Sebastian Kneipp is considered the forefather of cold therapy and discovered the healing effects of cold in the early 19th century. It is said that he himself suffered from tuberculosis and this
healed with the help of ice-cold baths in the Danube. This gave him world fame. Thanks to his training in the early years, the path to whole-body cold is open to us today.
Studies show that whole-body cold application reduces pain in patients with chronic rheumatism (e.g. arthritis). By reducing the skin temperature below 13.6°C, the transmission of stimuli in the nerves is greatly reduced. This leads to local pain reduction. Since whole-body cold can be combined with other forms of therapy, it strengthens the success of the recovery process. The treatment of migraines can be positively influenced if you drastically cool down the skin on the neck and thus reduce nerve conductivity.
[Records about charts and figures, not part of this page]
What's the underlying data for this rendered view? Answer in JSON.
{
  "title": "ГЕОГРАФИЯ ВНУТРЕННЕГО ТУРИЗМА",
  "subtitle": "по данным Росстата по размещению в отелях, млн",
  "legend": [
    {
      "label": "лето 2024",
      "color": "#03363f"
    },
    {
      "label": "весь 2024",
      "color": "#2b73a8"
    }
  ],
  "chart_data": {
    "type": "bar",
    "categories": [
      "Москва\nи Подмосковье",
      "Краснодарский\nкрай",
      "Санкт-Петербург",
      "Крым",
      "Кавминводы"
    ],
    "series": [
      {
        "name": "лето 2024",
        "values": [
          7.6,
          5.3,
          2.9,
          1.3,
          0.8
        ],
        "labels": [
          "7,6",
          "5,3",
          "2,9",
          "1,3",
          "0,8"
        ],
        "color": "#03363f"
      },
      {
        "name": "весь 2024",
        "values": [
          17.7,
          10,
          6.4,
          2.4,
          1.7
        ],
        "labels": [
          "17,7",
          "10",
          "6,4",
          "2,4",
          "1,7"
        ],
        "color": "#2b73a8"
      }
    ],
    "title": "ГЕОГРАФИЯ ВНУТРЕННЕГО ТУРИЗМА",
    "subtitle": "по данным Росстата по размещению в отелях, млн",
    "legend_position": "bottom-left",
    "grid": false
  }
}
A positive additional effect is the cooling of the blood through the carotid arteries, which are located near the surface of the skin.
Users who regularly use the whole-body cold chamber report a euphoric mood and an increase in happiness. The process stimulates the central nervous system and results in an increase in adrenaline and endorphin levels. This leads directly to a mood lift and an increased energy level. A promising and growing area of whole-body cold research is the treatment of depression and its symptoms.
Professional athletes as well as amateur athletes traditionally use ice baths or contrast showers to support their regeneration process and increase their performance. Whole-body cold can also help you increase your athletic performance by reducing your recovery times and boosting your metabolism.